Luckily, my grands are all past the baby stage, my mother and MIL are probably never going to go back to life as it was prior to covid--my MIL especially has not left her house in almost a year---mother may go back to the Sr Center, but it won't open for months yet.
I was never taught to self-care. It's an important part of my life now. I got the all clear from cancer and COVID hit. Dh was home all the time--glad to kick 2020 to the curb!
However you relax and care for yourself is your choice. I still want to do service type things--but nothing long term and nothing that saps my soul.
Accepting that I don't wake up 'happy', ever, I take mornings slow. I'm spending more time doing things I want to do, after 45 years of doing what I was EXPECTED to do.

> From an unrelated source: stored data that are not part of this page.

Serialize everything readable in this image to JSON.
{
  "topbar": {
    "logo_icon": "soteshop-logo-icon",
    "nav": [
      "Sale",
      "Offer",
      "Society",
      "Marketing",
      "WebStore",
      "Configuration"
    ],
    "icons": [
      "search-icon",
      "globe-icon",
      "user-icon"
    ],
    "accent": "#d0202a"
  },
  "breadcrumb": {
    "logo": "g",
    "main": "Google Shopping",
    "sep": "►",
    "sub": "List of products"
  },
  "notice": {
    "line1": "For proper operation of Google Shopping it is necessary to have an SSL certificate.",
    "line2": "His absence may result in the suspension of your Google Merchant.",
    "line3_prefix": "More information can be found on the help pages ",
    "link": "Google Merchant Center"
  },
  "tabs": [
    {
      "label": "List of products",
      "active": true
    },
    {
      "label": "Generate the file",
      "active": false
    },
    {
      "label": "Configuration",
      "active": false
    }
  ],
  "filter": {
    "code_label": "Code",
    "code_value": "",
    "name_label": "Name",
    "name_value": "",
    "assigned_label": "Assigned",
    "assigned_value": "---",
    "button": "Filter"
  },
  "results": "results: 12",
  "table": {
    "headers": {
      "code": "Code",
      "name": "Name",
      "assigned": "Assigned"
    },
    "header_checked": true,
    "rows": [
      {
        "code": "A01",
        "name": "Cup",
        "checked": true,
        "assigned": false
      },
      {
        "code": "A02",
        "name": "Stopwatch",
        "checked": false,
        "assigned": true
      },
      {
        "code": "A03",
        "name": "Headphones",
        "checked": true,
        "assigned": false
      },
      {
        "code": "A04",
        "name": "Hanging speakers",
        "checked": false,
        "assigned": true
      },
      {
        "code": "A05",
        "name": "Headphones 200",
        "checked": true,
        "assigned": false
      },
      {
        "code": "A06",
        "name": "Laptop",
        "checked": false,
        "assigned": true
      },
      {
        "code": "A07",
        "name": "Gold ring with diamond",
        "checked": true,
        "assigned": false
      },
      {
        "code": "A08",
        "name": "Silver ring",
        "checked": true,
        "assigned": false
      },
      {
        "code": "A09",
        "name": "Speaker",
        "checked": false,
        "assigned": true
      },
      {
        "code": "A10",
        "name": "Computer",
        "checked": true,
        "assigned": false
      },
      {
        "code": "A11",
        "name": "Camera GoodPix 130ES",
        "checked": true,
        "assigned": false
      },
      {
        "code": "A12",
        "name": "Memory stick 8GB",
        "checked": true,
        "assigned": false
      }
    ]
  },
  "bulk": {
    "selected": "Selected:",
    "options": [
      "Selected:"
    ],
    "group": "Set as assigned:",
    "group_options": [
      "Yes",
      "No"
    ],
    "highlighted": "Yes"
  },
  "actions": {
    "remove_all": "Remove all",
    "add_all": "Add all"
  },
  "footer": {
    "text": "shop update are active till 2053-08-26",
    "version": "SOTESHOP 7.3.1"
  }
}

I have learned, the hard way, the difference between service and servitude.
Good Luck! We're useless to our families/friends/neighbors if we are stressed and grouchy!

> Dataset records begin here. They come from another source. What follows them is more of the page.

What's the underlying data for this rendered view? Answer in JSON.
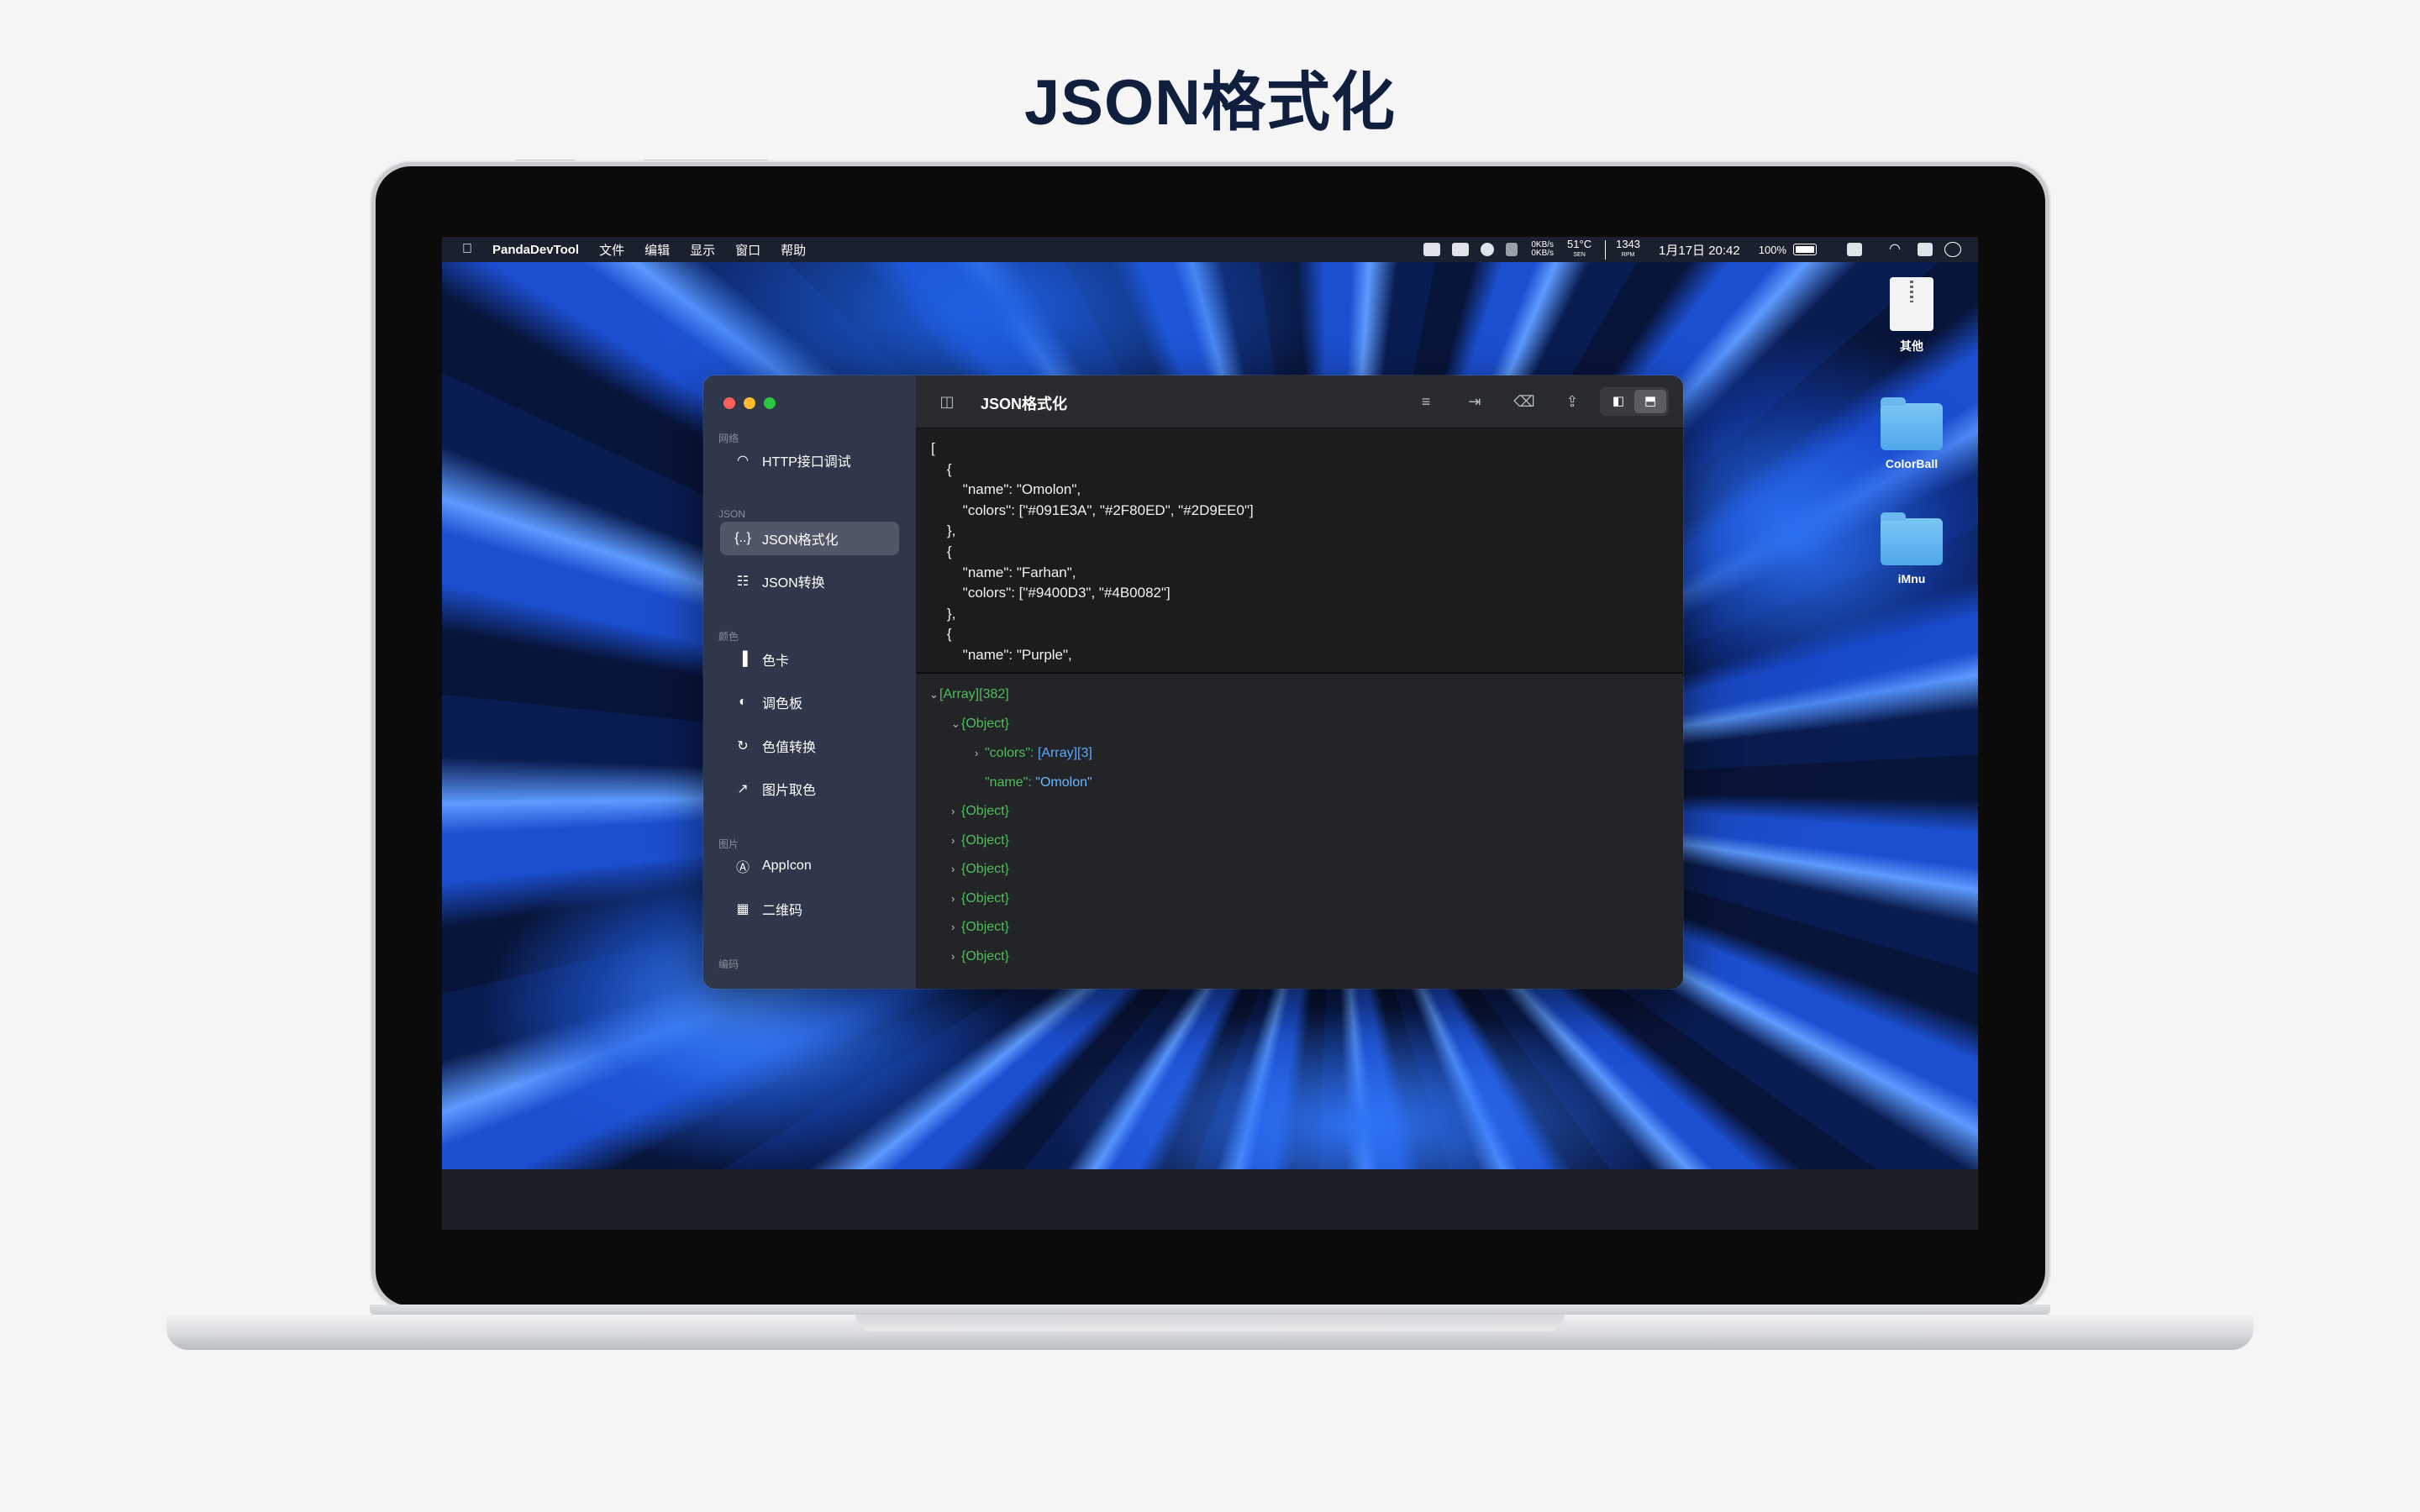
{
  "page": {
    "headline": "JSON格式化"
  },
  "menubar": {
    "app_name": "PandaDevTool",
    "menus": [
      "文件",
      "编辑",
      "显示",
      "窗口",
      "帮助"
    ],
    "net_up": "0KB/s",
    "net_down": "0KB/s",
    "cpu_temp": "51°C",
    "cpu_temp_sub": "SEN",
    "fan_speed": "1343",
    "fan_speed_sub": "RPM",
    "clock": "1月17日 20:42",
    "battery": "100%"
  },
  "desktop": {
    "items": [
      {
        "label": "其他"
      },
      {
        "label": "ColorBall"
      },
      {
        "label": "iMnu"
      }
    ]
  },
  "sidebar": {
    "sections": [
      "网络",
      "JSON",
      "颜色",
      "图片",
      "编码"
    ],
    "items": [
      {
        "label": "HTTP接口调试",
        "icon": "wifi-icon"
      },
      {
        "label": "JSON格式化",
        "icon": "curly-braces-icon"
      },
      {
        "label": "JSON转换",
        "icon": "convert-icon"
      },
      {
        "label": "色卡",
        "icon": "swatch-icon"
      },
      {
        "label": "调色板",
        "icon": "palette-icon"
      },
      {
        "label": "色值转换",
        "icon": "color-convert-icon"
      },
      {
        "label": "图片取色",
        "icon": "eyedropper-icon"
      },
      {
        "label": "AppIcon",
        "icon": "app-store-icon"
      },
      {
        "label": "二维码",
        "icon": "qrcode-icon"
      }
    ]
  },
  "toolbar": {
    "title": "JSON格式化"
  },
  "editor": {
    "lines": [
      "[",
      "    {",
      "        \"name\": \"Omolon\",",
      "        \"colors\": [\"#091E3A\", \"#2F80ED\", \"#2D9EE0\"]",
      "    },",
      "    {",
      "        \"name\": \"Farhan\",",
      "        \"colors\": [\"#9400D3\", \"#4B0082\"]",
      "    },",
      "    {",
      "        \"name\": \"Purple\","
    ]
  },
  "tree": {
    "root": "[Array][382]",
    "first_object": "{Object}",
    "colors_key": "\"colors\":",
    "colors_value": "[Array][3]",
    "name_key": "\"name\":",
    "name_value": "\"Omolon\"",
    "collapsed_objects": [
      "{Object}",
      "{Object}",
      "{Object}",
      "{Object}",
      "{Object}",
      "{Object}"
    ]
  }
}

Looking ahead, it might be time to inquire into a better long term solution since hiring caregivers can get expensive and Alzheimer’s gets progressively harder.
Sending you hugs. My husband passed away 10 days ago. Try to balance your life. Good luck.

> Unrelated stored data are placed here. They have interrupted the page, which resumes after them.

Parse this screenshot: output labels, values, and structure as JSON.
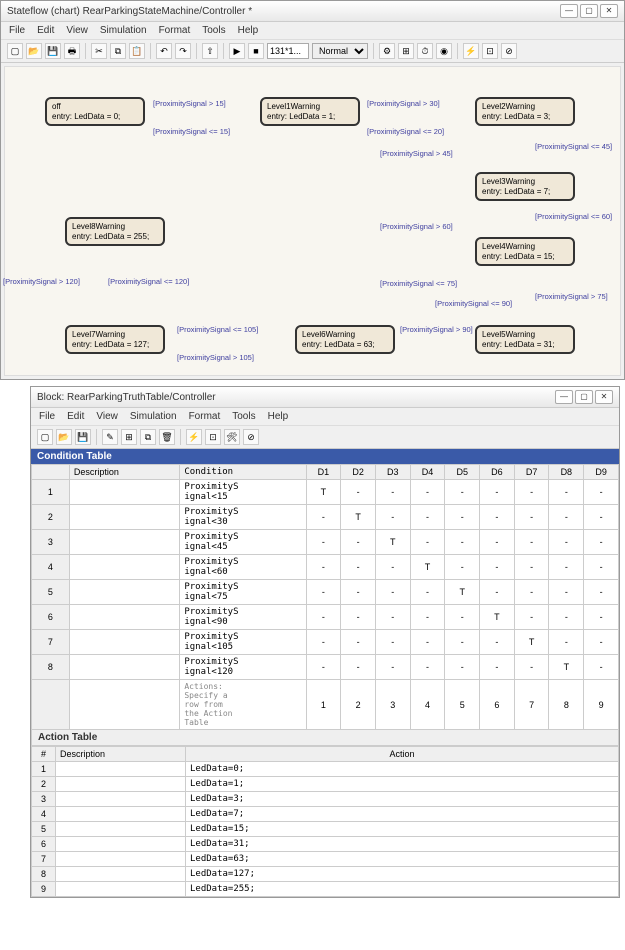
{
  "win1": {
    "title": "Stateflow (chart) RearParkingStateMachine/Controller *",
    "menu": [
      "File",
      "Edit",
      "View",
      "Simulation",
      "Format",
      "Tools",
      "Help"
    ],
    "toolbar": {
      "time_input": "131*1...",
      "mode_select": "Normal"
    },
    "states": {
      "off": {
        "name": "off",
        "entry": "entry: LedData = 0;"
      },
      "l1": {
        "name": "Level1Warning",
        "entry": "entry: LedData = 1;"
      },
      "l2": {
        "name": "Level2Warning",
        "entry": "entry: LedData = 3;"
      },
      "l3": {
        "name": "Level3Warning",
        "entry": "entry: LedData = 7;"
      },
      "l4": {
        "name": "Level4Warning",
        "entry": "entry: LedData = 15;"
      },
      "l5": {
        "name": "Level5Warning",
        "entry": "entry: LedData = 31;"
      },
      "l6": {
        "name": "Level6Warning",
        "entry": "entry: LedData = 63;"
      },
      "l7": {
        "name": "Level7Warning",
        "entry": "entry: LedData = 127;"
      },
      "l8": {
        "name": "Level8Warning",
        "entry": "entry: LedData = 255;"
      }
    },
    "trans": {
      "t1": "[ProximitySignal > 15]",
      "t2": "[ProximitySignal <= 15]",
      "t3": "[ProximitySignal > 30]",
      "t4": "[ProximitySignal <= 20]",
      "t5": "[ProximitySignal > 45]",
      "t6": "[ProximitySignal <= 45]",
      "t7": "[ProximitySignal > 60]",
      "t8": "[ProximitySignal <= 60]",
      "t9": "[ProximitySignal > 75]",
      "t10": "[ProximitySignal <= 75]",
      "t11": "[ProximitySignal > 90]",
      "t12": "[ProximitySignal <= 90]",
      "t13": "[ProximitySignal > 105]",
      "t14": "[ProximitySignal <= 105]",
      "t15": "[ProximitySignal > 120]",
      "t16": "[ProximitySignal <= 120]"
    }
  },
  "win2": {
    "title": "Block: RearParkingTruthTable/Controller",
    "menu": [
      "File",
      "Edit",
      "View",
      "Simulation",
      "Format",
      "Tools",
      "Help"
    ],
    "cond_header": "Condition Table",
    "act_header": "Action Table",
    "cols": {
      "desc": "Description",
      "cond": "Condition",
      "d": [
        "D1",
        "D2",
        "D3",
        "D4",
        "D5",
        "D6",
        "D7",
        "D8",
        "D9"
      ]
    },
    "rows": [
      {
        "n": "1",
        "cond": "ProximityS\nignal<15",
        "d": [
          "T",
          "-",
          "-",
          "-",
          "-",
          "-",
          "-",
          "-",
          "-"
        ]
      },
      {
        "n": "2",
        "cond": "ProximityS\nignal<30",
        "d": [
          "-",
          "T",
          "-",
          "-",
          "-",
          "-",
          "-",
          "-",
          "-"
        ]
      },
      {
        "n": "3",
        "cond": "ProximityS\nignal<45",
        "d": [
          "-",
          "-",
          "T",
          "-",
          "-",
          "-",
          "-",
          "-",
          "-"
        ]
      },
      {
        "n": "4",
        "cond": "ProximityS\nignal<60",
        "d": [
          "-",
          "-",
          "-",
          "T",
          "-",
          "-",
          "-",
          "-",
          "-"
        ]
      },
      {
        "n": "5",
        "cond": "ProximityS\nignal<75",
        "d": [
          "-",
          "-",
          "-",
          "-",
          "T",
          "-",
          "-",
          "-",
          "-"
        ]
      },
      {
        "n": "6",
        "cond": "ProximityS\nignal<90",
        "d": [
          "-",
          "-",
          "-",
          "-",
          "-",
          "T",
          "-",
          "-",
          "-"
        ]
      },
      {
        "n": "7",
        "cond": "ProximityS\nignal<105",
        "d": [
          "-",
          "-",
          "-",
          "-",
          "-",
          "-",
          "T",
          "-",
          "-"
        ]
      },
      {
        "n": "8",
        "cond": "ProximityS\nignal<120",
        "d": [
          "-",
          "-",
          "-",
          "-",
          "-",
          "-",
          "-",
          "T",
          "-"
        ]
      }
    ],
    "actions_row_label": "Actions:\nSpecify a\nrow from\nthe Action\nTable",
    "action_nums": [
      "1",
      "2",
      "3",
      "4",
      "5",
      "6",
      "7",
      "8",
      "9"
    ],
    "act_cols": {
      "n": "#",
      "desc": "Description",
      "action": "Action"
    },
    "act_rows": [
      {
        "n": "1",
        "a": "LedData=0;"
      },
      {
        "n": "2",
        "a": "LedData=1;"
      },
      {
        "n": "3",
        "a": "LedData=3;"
      },
      {
        "n": "4",
        "a": "LedData=7;"
      },
      {
        "n": "5",
        "a": "LedData=15;"
      },
      {
        "n": "6",
        "a": "LedData=31;"
      },
      {
        "n": "7",
        "a": "LedData=63;"
      },
      {
        "n": "8",
        "a": "LedData=127;"
      },
      {
        "n": "9",
        "a": "LedData=255;"
      }
    ]
  }
}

And yes, there are home health care agencies that are supplying workers despite Covid, so you can just tell your husband that they are there to help you, so you can get some much needed breaks. Wishing you the best.
Sorry - I needed to vent.
As others have mentioned, it seems you need help in caring for your husband. Contact family, friends, members of faith community and home health care agencies to give you some time off daily and longer times weekly. You need to be able to meet your needs: sleep, meals, hygiene, health care, and social interactions/ hobbies... which means some time off from caregiving duties.
you’re on your own!!!
Nobody is going to help unless they get paid. And you’re right when you say ‘nobody has to tell me he’s getting worse’. Neurologists are ‘diagnose and adios’
you need to decide how much help you want ... I think you could get about 6 to 12 hrs/ week free thru gov’t agencies... so apply for that ASAP .. then look into hiring privately... one thing’s for sure .. he’s not getting better . And neither will you. You need to be well to take care of him.
good luck !!!
If you've taken the burnout quiz, you know what your level is. Whether you scored low or high, it must be addressed. Burnout can begin with being simply annoyed by your LO's behavior. That can escalate to frustration, anger and finally resentment. You need some respite time where you can have break. Call your local Area Agency on Aging, they can offer help.
That did it, thank the Lord. I hope it keeps working at lest once a week. He has two daughters, one lives about 48 min. from us and the other 15 min. They are so busy that I have not been able to get them to come, especially to give me a break. I can't do anything without him, can't leave him alone so I feel like a prisoner at times. The only thing that keeps my sanity is my relationship with Jesus, my Lord and Savior. I try to watch Christian TV as much as possible but he is wanting the TV off so we can talk. That means constant repitition. I pray for strength, wisdom and the ability to keep on. He is 82 and I am 84 with type 2 diabetes and neuropathy. My legs get quite weak at times but thank God I am able to continue. I pray Jesus comes soon to take us home.